Но Маритон не пошёл за наградами, и отмечаться в Военный Комитет. Отношение к нему, как к инструменту, который попользовали и выкинули, не гложет парня, ибо его заботят вопросы куда более важные.

Лёгкую одежду на нём заставляет трепетаться порывистый ветер, что только набирает обороты. Лёгкая чёрная ветровка, с гербом Рейха на спине чуть прикрывает штаны, уходящее под высокие берцы — вот та нехитрая одежда, которую ему выдали, чтобы он не шарахался в истерзанной броне, да ещё и обезболивающих вкололи вдогонку, чтобы от не особо мучился от вчерашних ранений.

Внезапно по правому глазу что-то ударилось и исказило картинку, поступающую в глаз. В мозге отразилось весьма удивительное изображение, словно капля воды упала на кинокамеру, и передалось в фильме размытым изображением. Левой рукой он убрал с объятого электронным огнём глаза каплю воды и смог увидеть, что его металлические пальцы, схожие с ладонью скелета, покрываются влагой.

«Похоже начался дождь» — подумал Маритон и обратил лицо к небесной тверди, ощутив как его истерзанное боями лицо, покрывшееся новыми царапинами и ссадинами дрожит под каждым прикосновением холодного дождя. Как же давно он не ощущал на себе касания свежести, холодного северного ветра и ледяного дождя, которые призывают к жизни одним своим явлением.

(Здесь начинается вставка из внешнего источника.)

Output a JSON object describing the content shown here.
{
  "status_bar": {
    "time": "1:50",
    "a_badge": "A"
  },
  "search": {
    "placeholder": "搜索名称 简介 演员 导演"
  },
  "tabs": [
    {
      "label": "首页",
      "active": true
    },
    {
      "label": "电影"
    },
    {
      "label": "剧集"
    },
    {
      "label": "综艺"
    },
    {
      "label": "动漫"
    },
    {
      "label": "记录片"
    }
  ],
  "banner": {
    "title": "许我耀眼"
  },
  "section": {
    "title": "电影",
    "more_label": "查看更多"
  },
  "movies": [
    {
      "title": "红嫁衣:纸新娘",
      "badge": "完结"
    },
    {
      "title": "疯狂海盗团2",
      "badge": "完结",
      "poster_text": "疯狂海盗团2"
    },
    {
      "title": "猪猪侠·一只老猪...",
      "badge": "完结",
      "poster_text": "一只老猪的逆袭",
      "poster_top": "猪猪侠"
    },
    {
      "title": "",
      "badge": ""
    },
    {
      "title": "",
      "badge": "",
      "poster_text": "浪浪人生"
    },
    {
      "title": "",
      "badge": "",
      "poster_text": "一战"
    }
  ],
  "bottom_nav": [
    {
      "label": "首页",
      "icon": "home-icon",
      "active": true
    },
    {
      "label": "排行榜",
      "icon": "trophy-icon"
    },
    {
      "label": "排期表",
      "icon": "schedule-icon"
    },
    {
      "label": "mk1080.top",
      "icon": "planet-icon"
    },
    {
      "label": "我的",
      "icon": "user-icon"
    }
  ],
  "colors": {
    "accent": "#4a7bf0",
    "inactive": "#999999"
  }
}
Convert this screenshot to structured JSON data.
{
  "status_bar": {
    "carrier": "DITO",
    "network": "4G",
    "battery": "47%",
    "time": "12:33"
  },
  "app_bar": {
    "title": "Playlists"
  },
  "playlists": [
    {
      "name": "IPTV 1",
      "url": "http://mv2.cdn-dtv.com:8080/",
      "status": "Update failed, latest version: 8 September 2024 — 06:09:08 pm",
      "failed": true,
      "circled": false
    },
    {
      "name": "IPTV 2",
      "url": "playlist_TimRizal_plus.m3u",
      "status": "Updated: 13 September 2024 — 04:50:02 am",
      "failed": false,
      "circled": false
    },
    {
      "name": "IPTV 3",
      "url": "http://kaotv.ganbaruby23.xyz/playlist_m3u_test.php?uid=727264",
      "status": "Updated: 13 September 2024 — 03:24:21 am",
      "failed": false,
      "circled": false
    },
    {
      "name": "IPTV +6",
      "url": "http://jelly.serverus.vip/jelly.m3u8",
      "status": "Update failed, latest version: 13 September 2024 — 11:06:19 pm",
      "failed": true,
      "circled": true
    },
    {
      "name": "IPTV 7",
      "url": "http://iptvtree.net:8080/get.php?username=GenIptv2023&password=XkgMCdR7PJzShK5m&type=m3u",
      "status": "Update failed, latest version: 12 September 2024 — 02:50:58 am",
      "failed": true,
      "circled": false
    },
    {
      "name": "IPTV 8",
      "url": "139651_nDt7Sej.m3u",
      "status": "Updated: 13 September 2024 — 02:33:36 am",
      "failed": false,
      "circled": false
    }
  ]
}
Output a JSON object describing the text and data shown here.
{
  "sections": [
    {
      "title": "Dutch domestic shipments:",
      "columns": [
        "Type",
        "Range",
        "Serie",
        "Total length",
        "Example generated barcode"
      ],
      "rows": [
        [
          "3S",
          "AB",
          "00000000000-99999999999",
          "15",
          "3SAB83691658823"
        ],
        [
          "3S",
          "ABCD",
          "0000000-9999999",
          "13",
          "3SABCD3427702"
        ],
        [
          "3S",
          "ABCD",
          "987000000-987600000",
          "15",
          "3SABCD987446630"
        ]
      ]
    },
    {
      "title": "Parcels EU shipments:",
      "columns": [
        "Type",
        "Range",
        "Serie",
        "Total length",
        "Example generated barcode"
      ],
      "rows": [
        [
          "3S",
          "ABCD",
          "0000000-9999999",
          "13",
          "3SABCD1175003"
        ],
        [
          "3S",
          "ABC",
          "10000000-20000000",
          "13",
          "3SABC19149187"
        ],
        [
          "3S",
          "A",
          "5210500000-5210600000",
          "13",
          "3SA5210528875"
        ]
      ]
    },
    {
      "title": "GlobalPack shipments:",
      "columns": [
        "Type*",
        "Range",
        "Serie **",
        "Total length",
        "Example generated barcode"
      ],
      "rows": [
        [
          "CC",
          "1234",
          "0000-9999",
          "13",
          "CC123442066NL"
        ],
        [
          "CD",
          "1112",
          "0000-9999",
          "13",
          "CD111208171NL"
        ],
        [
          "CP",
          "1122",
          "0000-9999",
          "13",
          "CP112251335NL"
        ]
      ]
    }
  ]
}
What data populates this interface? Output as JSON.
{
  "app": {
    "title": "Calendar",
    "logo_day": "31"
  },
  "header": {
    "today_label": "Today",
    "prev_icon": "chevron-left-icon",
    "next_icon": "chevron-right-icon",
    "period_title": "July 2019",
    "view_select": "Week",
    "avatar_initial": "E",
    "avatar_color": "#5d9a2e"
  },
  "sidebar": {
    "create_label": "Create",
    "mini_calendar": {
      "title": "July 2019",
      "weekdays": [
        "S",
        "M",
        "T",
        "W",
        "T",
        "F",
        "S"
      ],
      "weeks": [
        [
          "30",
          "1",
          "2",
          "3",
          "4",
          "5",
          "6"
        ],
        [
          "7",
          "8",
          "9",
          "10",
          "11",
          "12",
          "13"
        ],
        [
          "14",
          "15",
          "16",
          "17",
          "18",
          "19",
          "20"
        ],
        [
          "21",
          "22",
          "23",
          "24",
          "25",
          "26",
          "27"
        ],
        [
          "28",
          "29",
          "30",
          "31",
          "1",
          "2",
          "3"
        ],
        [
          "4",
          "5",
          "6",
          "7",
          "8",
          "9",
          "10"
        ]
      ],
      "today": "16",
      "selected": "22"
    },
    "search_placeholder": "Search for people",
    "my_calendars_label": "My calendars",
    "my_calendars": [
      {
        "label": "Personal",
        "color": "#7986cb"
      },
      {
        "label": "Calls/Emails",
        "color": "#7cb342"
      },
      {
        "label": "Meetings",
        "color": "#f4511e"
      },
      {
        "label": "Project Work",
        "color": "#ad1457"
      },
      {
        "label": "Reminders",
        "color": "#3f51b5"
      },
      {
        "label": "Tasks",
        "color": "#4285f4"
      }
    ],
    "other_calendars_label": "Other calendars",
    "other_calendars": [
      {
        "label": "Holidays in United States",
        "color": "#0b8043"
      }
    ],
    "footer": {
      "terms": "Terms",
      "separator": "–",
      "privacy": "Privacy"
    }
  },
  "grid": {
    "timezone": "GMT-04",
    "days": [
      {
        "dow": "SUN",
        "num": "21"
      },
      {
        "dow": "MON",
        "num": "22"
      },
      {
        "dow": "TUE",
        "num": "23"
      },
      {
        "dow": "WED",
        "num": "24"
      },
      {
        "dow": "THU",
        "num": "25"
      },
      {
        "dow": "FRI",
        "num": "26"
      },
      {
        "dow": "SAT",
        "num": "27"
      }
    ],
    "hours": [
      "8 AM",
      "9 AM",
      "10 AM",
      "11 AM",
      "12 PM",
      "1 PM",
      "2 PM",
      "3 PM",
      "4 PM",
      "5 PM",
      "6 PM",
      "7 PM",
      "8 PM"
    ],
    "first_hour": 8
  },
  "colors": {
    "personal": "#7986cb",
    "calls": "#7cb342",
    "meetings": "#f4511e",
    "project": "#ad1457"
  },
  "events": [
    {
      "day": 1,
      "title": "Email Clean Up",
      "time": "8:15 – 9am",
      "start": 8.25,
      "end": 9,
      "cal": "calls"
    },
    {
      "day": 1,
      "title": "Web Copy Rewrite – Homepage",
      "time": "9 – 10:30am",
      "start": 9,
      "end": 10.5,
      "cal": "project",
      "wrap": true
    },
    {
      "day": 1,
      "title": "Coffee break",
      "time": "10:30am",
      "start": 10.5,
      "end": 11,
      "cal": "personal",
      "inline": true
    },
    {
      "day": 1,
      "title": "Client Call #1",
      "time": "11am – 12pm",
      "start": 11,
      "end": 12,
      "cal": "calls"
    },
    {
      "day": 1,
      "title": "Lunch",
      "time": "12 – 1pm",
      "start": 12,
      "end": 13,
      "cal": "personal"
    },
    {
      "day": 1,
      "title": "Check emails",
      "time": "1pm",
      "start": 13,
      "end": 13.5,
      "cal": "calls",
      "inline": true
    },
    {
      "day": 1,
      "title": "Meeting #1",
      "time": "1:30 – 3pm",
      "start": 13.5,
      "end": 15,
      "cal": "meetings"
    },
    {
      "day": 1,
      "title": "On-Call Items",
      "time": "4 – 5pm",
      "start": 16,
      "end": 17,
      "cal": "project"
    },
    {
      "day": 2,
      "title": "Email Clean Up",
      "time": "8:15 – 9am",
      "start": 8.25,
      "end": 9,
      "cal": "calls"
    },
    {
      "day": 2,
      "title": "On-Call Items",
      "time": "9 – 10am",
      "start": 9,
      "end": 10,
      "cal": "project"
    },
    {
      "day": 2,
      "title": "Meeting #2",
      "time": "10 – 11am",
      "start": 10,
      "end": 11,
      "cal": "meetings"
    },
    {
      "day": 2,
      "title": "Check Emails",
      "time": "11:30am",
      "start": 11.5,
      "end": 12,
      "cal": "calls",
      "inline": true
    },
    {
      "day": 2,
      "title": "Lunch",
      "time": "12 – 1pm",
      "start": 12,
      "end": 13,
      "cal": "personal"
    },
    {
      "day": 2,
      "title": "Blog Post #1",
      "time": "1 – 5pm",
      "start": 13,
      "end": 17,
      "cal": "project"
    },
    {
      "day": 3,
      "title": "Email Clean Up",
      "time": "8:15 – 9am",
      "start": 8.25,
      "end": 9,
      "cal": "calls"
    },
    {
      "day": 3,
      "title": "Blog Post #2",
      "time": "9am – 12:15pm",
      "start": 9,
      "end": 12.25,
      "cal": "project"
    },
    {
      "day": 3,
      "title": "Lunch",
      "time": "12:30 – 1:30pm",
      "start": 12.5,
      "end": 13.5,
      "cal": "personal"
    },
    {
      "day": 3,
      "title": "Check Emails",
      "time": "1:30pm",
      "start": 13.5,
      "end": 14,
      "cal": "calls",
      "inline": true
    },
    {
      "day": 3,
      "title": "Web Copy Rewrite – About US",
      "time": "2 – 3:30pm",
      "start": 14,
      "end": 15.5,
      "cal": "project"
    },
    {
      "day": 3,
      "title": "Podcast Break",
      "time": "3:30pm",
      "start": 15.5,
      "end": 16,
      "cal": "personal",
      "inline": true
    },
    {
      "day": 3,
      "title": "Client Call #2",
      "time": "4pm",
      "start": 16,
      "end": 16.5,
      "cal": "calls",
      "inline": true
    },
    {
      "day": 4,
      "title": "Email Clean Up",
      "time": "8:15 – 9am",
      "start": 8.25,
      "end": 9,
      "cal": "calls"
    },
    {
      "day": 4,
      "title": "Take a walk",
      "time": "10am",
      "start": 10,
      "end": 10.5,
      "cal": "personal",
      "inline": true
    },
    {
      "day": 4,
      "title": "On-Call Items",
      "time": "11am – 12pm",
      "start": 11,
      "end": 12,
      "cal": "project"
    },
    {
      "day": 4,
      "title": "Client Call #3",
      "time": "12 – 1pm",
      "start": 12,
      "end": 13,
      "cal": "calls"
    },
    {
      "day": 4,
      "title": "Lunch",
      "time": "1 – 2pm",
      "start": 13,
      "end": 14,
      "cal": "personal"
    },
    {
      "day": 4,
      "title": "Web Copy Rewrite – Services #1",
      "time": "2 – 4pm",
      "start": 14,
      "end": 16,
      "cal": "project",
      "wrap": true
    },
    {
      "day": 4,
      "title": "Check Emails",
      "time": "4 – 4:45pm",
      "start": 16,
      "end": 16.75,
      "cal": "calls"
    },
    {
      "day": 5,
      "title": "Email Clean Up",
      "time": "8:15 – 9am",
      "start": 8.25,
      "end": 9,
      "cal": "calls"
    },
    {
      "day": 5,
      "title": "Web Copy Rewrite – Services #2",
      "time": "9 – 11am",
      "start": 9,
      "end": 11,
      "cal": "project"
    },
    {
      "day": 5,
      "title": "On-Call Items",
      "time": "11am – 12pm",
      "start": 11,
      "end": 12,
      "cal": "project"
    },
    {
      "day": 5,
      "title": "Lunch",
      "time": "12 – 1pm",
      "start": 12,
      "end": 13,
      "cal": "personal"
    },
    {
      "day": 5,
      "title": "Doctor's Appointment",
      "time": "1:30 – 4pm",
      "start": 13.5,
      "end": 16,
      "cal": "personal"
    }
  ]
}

— Маритон, иди скорее к нам! — слышится голос сзади, со стороны палатки, но в шторме эмпирического буйства, вознёсшим душу парня к живости, они обратились в практический неслышимый набор звуков, который чувствуется на уровне приглушенного пения, будто бы это слова говорятся человеку во сне накануне утра.

— Маритон, проклятье! — это уже другой голос и он полон извечного недовольства. — Тащи себя в палатку! Ей Богу, воспаление подхватишь!

Мужчина оборачивается и устремляет усталый взор назад, рассматривая, что там, ещё раз. Зелёная палатка, довольно высоких размеров, раскинулась на серой, лишённой жизни земле, которая под дождём стала обращаться в грязь и вскоре станет месивом. Укрытие из тёмно-травянистого брезента стоит на фоне извращённых, скрюченных и изуродованных кусков сухой древесины, растущей из мёртвой земли… раньше это был красивый, пышущий жизнью лес, а теперь лабиринт ужасов. Края и стены четырёхугольной, вытянутой палатки, стали дёргаться и волноваться под напором лёгкого ветра, который с каждым мгновением усиливается.